Yahoo Finance's Jessica Smith joins Yahoo Finance Live to break down the latest stimulus news out of Washington.
SEANA SMITH: But first, we want to get to the latest down in Washington and talk about those stimulus talks. We heard from Senate Majority Leader Mitch McConnell earlier today saying that a compromise might actually be within reach. Jess Smith is always-- as always, keeping a close eye on where the talks stand for us. And Jess, I guess, should we be a little bit more optimistic about where talks stand today?
JESSICA SMITH: I'm nervous to say optimistic, but the fact that McConnell and Pelosi held talks today, that they actually had a conversation, is a good thing, I would think, seeing as we really haven't heard about them talking much throughout these negotiations. Speaker Pelosi has largely dealt with Treasury Secretary Steven Mnuchin. But now we know that she and McConnell did have a phone call today.
McConnell did say, on the Senate floor, that he had seen some hopeful signs over the past few days. And again, he did say that compromise is within reach, but then he went on to list some of the differences that still remain. He is pushing for a more targeted relief package that Democrats don't like.
There is more growing support for that bipartisan plan that we saw rolled out earlier this week, that $908 billion plan. We know Republicans who are backing that plan did meet with McConnell today to walk him through the proposal that they're putting together. Still not clear if McConnell would change his mind and back that and it's not clear if the president would actually sign that bill. He did say today that he thought they were getting close to a deal, but he didn't say which proposal he would support there. We know Mnuchin had said that President Trump would sign McConnell's targeted relief bill.

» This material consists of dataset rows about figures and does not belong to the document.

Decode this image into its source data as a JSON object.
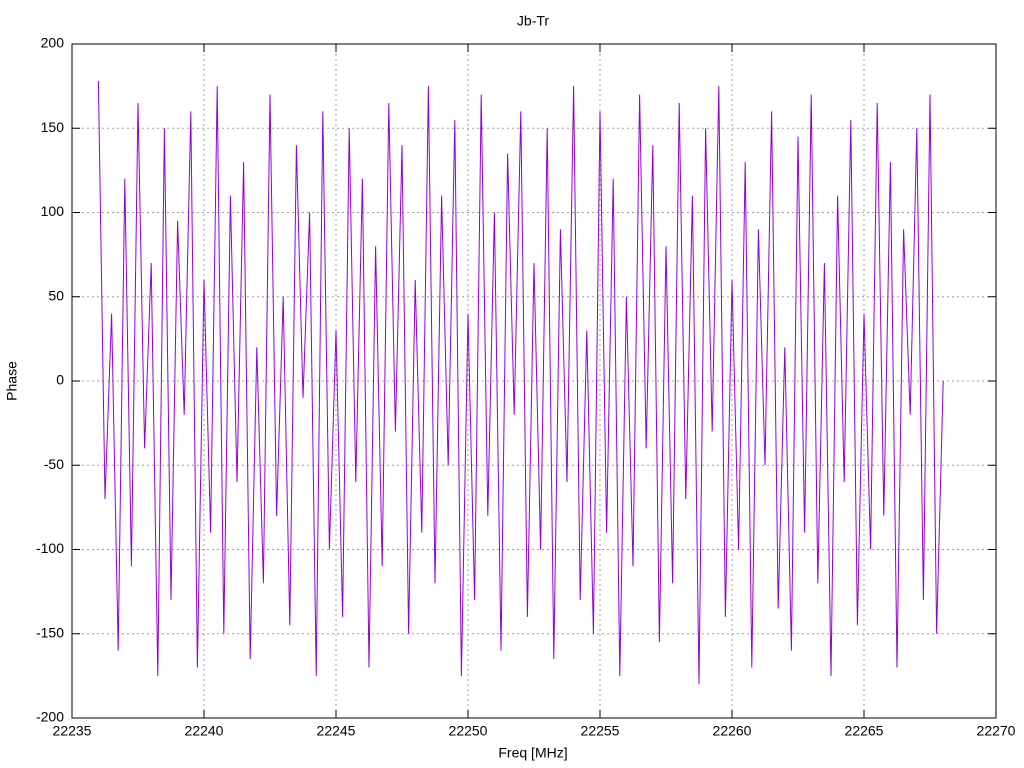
{
  "chart_data": {
    "type": "line",
    "title": "Jb-Tr",
    "xlabel": "Freq [MHz]",
    "ylabel": "Phase",
    "color": "#9400d3",
    "x": [
      22236,
      22236.25,
      22236.5,
      22236.75,
      22237,
      22237.25,
      22237.5,
      22237.75,
      22238,
      22238.25,
      22238.5,
      22238.75,
      22239,
      22239.25,
      22239.5,
      22239.75,
      22240,
      22240.25,
      22240.5,
      22240.75,
      22241,
      22241.25,
      22241.5,
      22241.75,
      22242,
      22242.25,
      22242.5,
      22242.75,
      22243,
      22243.25,
      22243.5,
      22243.75,
      22244,
      22244.25,
      22244.5,
      22244.75,
      22245,
      22245.25,
      22245.5,
      22245.75,
      22246,
      22246.25,
      22246.5,
      22246.75,
      22247,
      22247.25,
      22247.5,
      22247.75,
      22248,
      22248.25,
      22248.5,
      22248.75,
      22249,
      22249.25,
      22249.5,
      22249.75,
      22250,
      22250.25,
      22250.5,
      22250.75,
      22251,
      22251.25,
      22251.5,
      22251.75,
      22252,
      22252.25,
      22252.5,
      22252.75,
      22253,
      22253.25,
      22253.5,
      22253.75,
      22254,
      22254.25,
      22254.5,
      22254.75,
      22255,
      22255.25,
      22255.5,
      22255.75,
      22256,
      22256.25,
      22256.5,
      22256.75,
      22257,
      22257.25,
      22257.5,
      22257.75,
      22258,
      22258.25,
      22258.5,
      22258.75,
      22259,
      22259.25,
      22259.5,
      22259.75,
      22260,
      22260.25,
      22260.5,
      22260.75,
      22261,
      22261.25,
      22261.5,
      22261.75,
      22262,
      22262.25,
      22262.5,
      22262.75,
      22263,
      22263.25,
      22263.5,
      22263.75,
      22264,
      22264.25,
      22264.5,
      22264.75,
      22265,
      22265.25,
      22265.5,
      22265.75,
      22266,
      22266.25,
      22266.5,
      22266.75,
      22267,
      22267.25,
      22267.5,
      22267.75,
      22268
    ],
    "values": [
      178,
      -70,
      40,
      -160,
      120,
      -110,
      165,
      -40,
      70,
      -175,
      150,
      -130,
      95,
      -20,
      160,
      -170,
      60,
      -90,
      175,
      -150,
      110,
      -60,
      130,
      -165,
      20,
      -120,
      170,
      -80,
      50,
      -145,
      140,
      -10,
      100,
      -175,
      160,
      -100,
      30,
      -140,
      150,
      -60,
      120,
      -170,
      80,
      -110,
      165,
      -30,
      140,
      -150,
      60,
      -90,
      175,
      -120,
      110,
      -50,
      155,
      -175,
      40,
      -130,
      170,
      -80,
      100,
      -160,
      135,
      -20,
      160,
      -140,
      70,
      -100,
      150,
      -165,
      90,
      -60,
      175,
      -130,
      30,
      -150,
      160,
      -90,
      120,
      -175,
      50,
      -110,
      170,
      -40,
      140,
      -155,
      80,
      -120,
      165,
      -70,
      110,
      -180,
      150,
      -30,
      175,
      -140,
      60,
      -100,
      130,
      -170,
      90,
      -50,
      160,
      -135,
      20,
      -160,
      145,
      -90,
      170,
      -120,
      70,
      -175,
      110,
      -60,
      155,
      -145,
      40,
      -100,
      165,
      -80,
      130,
      -170,
      90,
      -20,
      150,
      -130,
      170,
      -150,
      0
    ],
    "xlim": [
      22235,
      22270
    ],
    "xticks": [
      22235,
      22240,
      22245,
      22250,
      22255,
      22260,
      22265,
      22270
    ],
    "ylim": [
      -200,
      200
    ],
    "yticks": [
      -200,
      -150,
      -100,
      -50,
      0,
      50,
      100,
      150,
      200
    ],
    "grid": true
  }
}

So we'll see which one of these proposals that are floating around, if any, leads to some progress. But it sounds like lawmakers are hoping to put some of these proposals in a spending bill to keep the government funded next week. That funding runs out on December 11. So they're up against this deadline, and they may be able to include some provisions in that package.
But there are still some remaining differences. As we've talked about for months, state and local aid and liability protections, those two issues don't seem to be really going anywhere. So we'll see if they can work out those issues. We know that bipartisan plan-- it's not an actual bill yet-- but we do expect to see the final bill at some point early next week. So we'll see if that moves the needle at all in these talks.
ADAM SHAPIRO: Jess, do we know if-- on both sides because there are two different proposals for all of this-- where the airline-- the Payroll Support Program numbers fall? I've seen as high as $25 billion and as low as $17 billion. Is it all still in there?
JESSICA SMITH: You know, the-- these are still very much in flux. And like I mentioned earlier, the $908 billion proposal is still being worked out. We don't have the final legislative text on that yet. I know there was $45 billion initially marked for transportation, some of that going toward airlines. So it's not quite clear what the final number that they're going to put in this bill is quite yet.